A. Yes. Q. And that means there there is only one Japanese beetle in about every 10 acres of all this fertile farmland?
A. Yes.
Q. How many Japanese beetles does it take to make an infestation?
A. One live Japanese beetle. Q. One Japanese beetle makes an infestation?
A. Let me explain. According to the United States Code the presence of any live individual of an insect species declared by the statute to be a pest such as the Japanese beetle establishes an infestation which must be eradicated.

Pests are not much different from Officers & Gentlmen

At this point, the Chief Judge interrupted and ask whether an insect became a pest by act of Congress the same way the soldier becomes an officer and a gentleman by act of Congress. Not seeing the humor in the question, the Director of Agriculture said, “Yes, sir.” Yannacone continued.

Q. Did you kill the live Japanese beetles you found in your trap?
A. Of course. Q. Do two live Japanese beetles make an infestation?
A. Yes. Q. Did you kill those two live Japanese beetles you found in your traps? A. Yes.
Q. Do three live Japanese beetles make an infestation?
A. Yes. Q. Did you kill those three live Japanese beetles you found in your traps?
A. Yes.

When Yannacone reached five Japanese beetles the chief judge interrupted and said, “I know where you are going with this line of questioning. Will you please just get there.” Yannacone complied.

Q. Do 72 live Japanese beetles make an infestation?
A. Yes. Q. Did you kill those 72 live Japanese beetles you found in your traps? A. Yes.
Q. Did that end the infestation according to the letter of the Agricultural Law?
A. I’m not sure.

At that point, the journalists all rose from their seats and rushed toward the exit door of the courtroom. The chief judge pounded his gavel and declared a recess in the hearing. When the court clerk inquired about how long the recess would be, the chief judge replied, “As long as it takes for all of those reporters to find out there is only one pay phone in this building.”

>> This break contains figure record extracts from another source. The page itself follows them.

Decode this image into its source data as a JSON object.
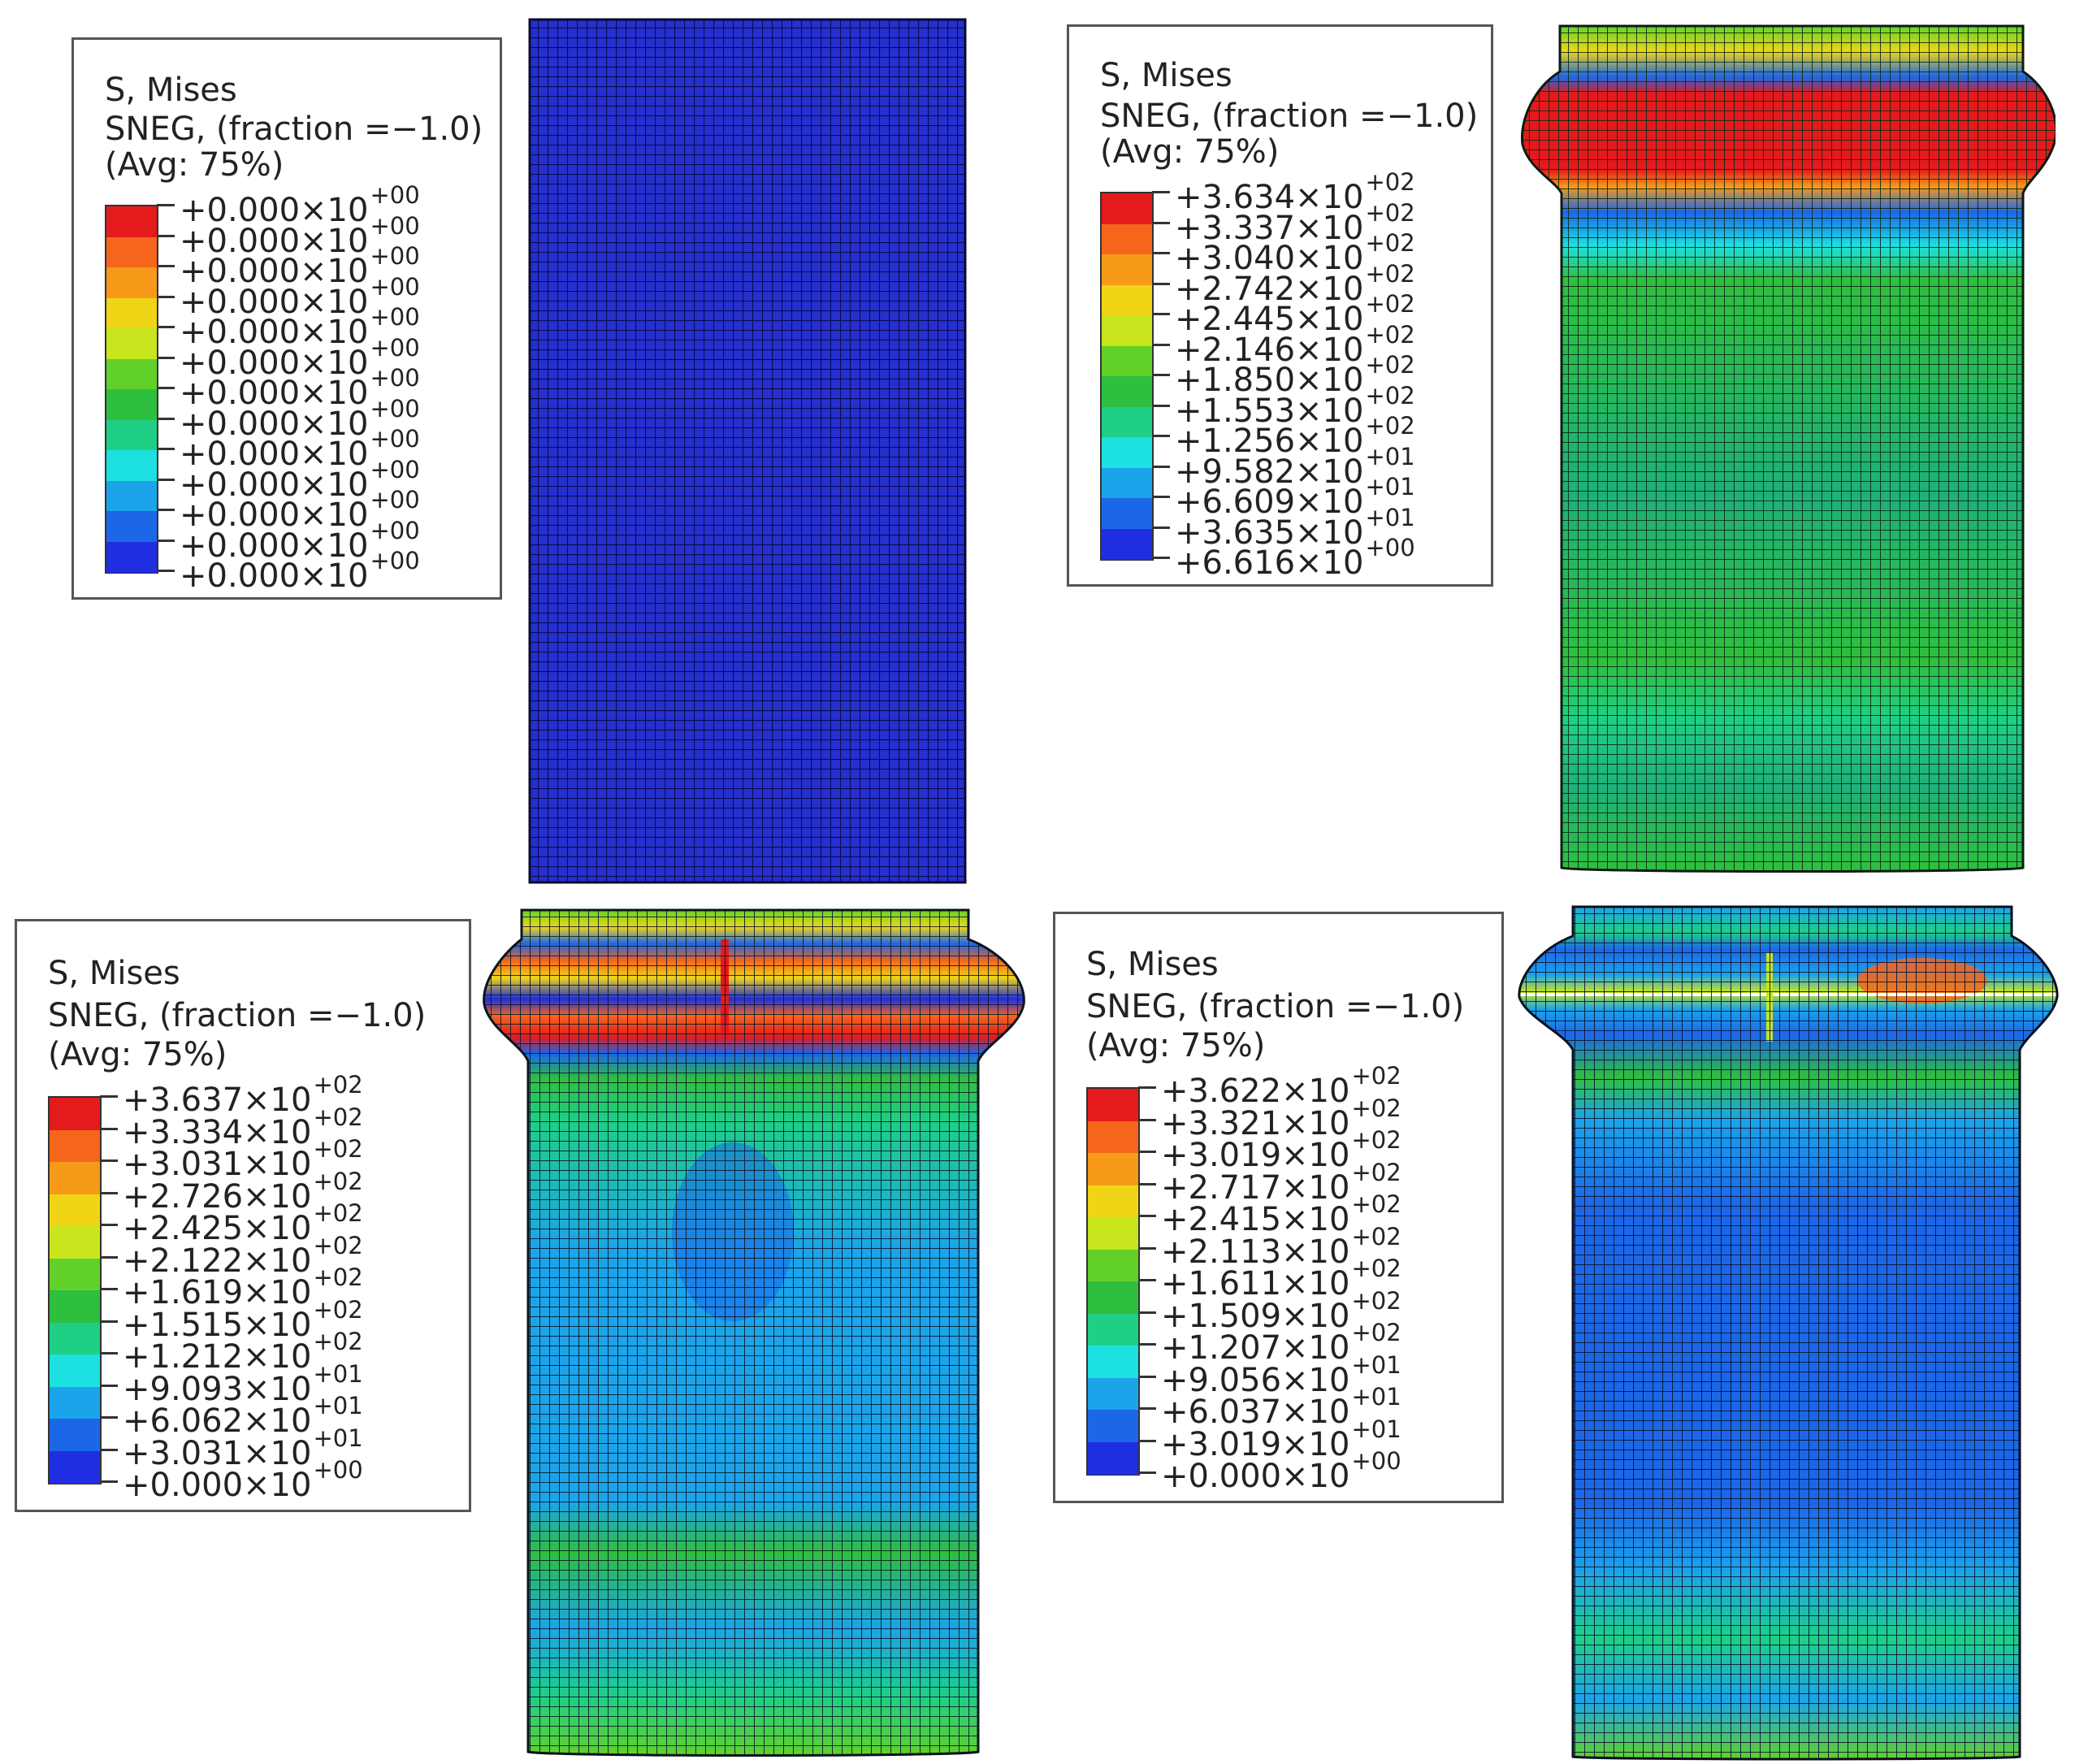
{
  "colors": {
    "contour": [
      "#e41a1c",
      "#f5661c",
      "#f79a1a",
      "#f0d516",
      "#c8e51e",
      "#61d12a",
      "#2fbf3e",
      "#1fcf86",
      "#1de0e0",
      "#1ba4ea",
      "#1c67e8",
      "#1f2ee0"
    ],
    "mesh_line": "#111111",
    "frame_border": "#555555"
  },
  "legends": [
    {
      "id": "initial",
      "title": "S, Mises",
      "line2": "SNEG, (fraction =−1.0)",
      "line3": "(Avg: 75%)",
      "values": [
        {
          "mantissa": "+0.000×10",
          "exponent": "+00"
        },
        {
          "mantissa": "+0.000×10",
          "exponent": "+00"
        },
        {
          "mantissa": "+0.000×10",
          "exponent": "+00"
        },
        {
          "mantissa": "+0.000×10",
          "exponent": "+00"
        },
        {
          "mantissa": "+0.000×10",
          "exponent": "+00"
        },
        {
          "mantissa": "+0.000×10",
          "exponent": "+00"
        },
        {
          "mantissa": "+0.000×10",
          "exponent": "+00"
        },
        {
          "mantissa": "+0.000×10",
          "exponent": "+00"
        },
        {
          "mantissa": "+0.000×10",
          "exponent": "+00"
        },
        {
          "mantissa": "+0.000×10",
          "exponent": "+00"
        },
        {
          "mantissa": "+0.000×10",
          "exponent": "+00"
        },
        {
          "mantissa": "+0.000×10",
          "exponent": "+00"
        },
        {
          "mantissa": "+0.000×10",
          "exponent": "+00"
        }
      ]
    },
    {
      "id": "stage-1",
      "title": "S, Mises",
      "line2": "SNEG, (fraction =−1.0)",
      "line3": "(Avg: 75%)",
      "values": [
        {
          "mantissa": "+3.634×10",
          "exponent": "+02"
        },
        {
          "mantissa": "+3.337×10",
          "exponent": "+02"
        },
        {
          "mantissa": "+3.040×10",
          "exponent": "+02"
        },
        {
          "mantissa": "+2.742×10",
          "exponent": "+02"
        },
        {
          "mantissa": "+2.445×10",
          "exponent": "+02"
        },
        {
          "mantissa": "+2.146×10",
          "exponent": "+02"
        },
        {
          "mantissa": "+1.850×10",
          "exponent": "+02"
        },
        {
          "mantissa": "+1.553×10",
          "exponent": "+02"
        },
        {
          "mantissa": "+1.256×10",
          "exponent": "+02"
        },
        {
          "mantissa": "+9.582×10",
          "exponent": "+01"
        },
        {
          "mantissa": "+6.609×10",
          "exponent": "+01"
        },
        {
          "mantissa": "+3.635×10",
          "exponent": "+01"
        },
        {
          "mantissa": "+6.616×10",
          "exponent": "+00"
        }
      ]
    },
    {
      "id": "stage-2",
      "title": "S, Mises",
      "line2": "SNEG, (fraction =−1.0)",
      "line3": "(Avg: 75%)",
      "values": [
        {
          "mantissa": "+3.637×10",
          "exponent": "+02"
        },
        {
          "mantissa": "+3.334×10",
          "exponent": "+02"
        },
        {
          "mantissa": "+3.031×10",
          "exponent": "+02"
        },
        {
          "mantissa": "+2.726×10",
          "exponent": "+02"
        },
        {
          "mantissa": "+2.425×10",
          "exponent": "+02"
        },
        {
          "mantissa": "+2.122×10",
          "exponent": "+02"
        },
        {
          "mantissa": "+1.619×10",
          "exponent": "+02"
        },
        {
          "mantissa": "+1.515×10",
          "exponent": "+02"
        },
        {
          "mantissa": "+1.212×10",
          "exponent": "+02"
        },
        {
          "mantissa": "+9.093×10",
          "exponent": "+01"
        },
        {
          "mantissa": "+6.062×10",
          "exponent": "+01"
        },
        {
          "mantissa": "+3.031×10",
          "exponent": "+01"
        },
        {
          "mantissa": "+0.000×10",
          "exponent": "+00"
        }
      ]
    },
    {
      "id": "stage-3",
      "title": "S, Mises",
      "line2": "SNEG, (fraction =−1.0)",
      "line3": "(Avg: 75%)",
      "values": [
        {
          "mantissa": "+3.622×10",
          "exponent": "+02"
        },
        {
          "mantissa": "+3.321×10",
          "exponent": "+02"
        },
        {
          "mantissa": "+3.019×10",
          "exponent": "+02"
        },
        {
          "mantissa": "+2.717×10",
          "exponent": "+02"
        },
        {
          "mantissa": "+2.415×10",
          "exponent": "+02"
        },
        {
          "mantissa": "+2.113×10",
          "exponent": "+02"
        },
        {
          "mantissa": "+1.611×10",
          "exponent": "+02"
        },
        {
          "mantissa": "+1.509×10",
          "exponent": "+02"
        },
        {
          "mantissa": "+1.207×10",
          "exponent": "+02"
        },
        {
          "mantissa": "+9.056×10",
          "exponent": "+01"
        },
        {
          "mantissa": "+6.037×10",
          "exponent": "+01"
        },
        {
          "mantissa": "+3.019×10",
          "exponent": "+01"
        },
        {
          "mantissa": "+0.000×10",
          "exponent": "+00"
        }
      ]
    }
  ]
}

There was really no further need for testimony and Yannacone wisely rested the EDF case preferring to let the court of public opinion eventually decide this case on political and economic grounds rather than the whatever the Law might be. Nature stepped in to do what they courts might not be able to do. The snow began to fall in Western Michigan and there would be no attempt to apply dieldrin to these 3000 acres of farmland that year. Nature had issued its own permanent injunction as winter set in for good.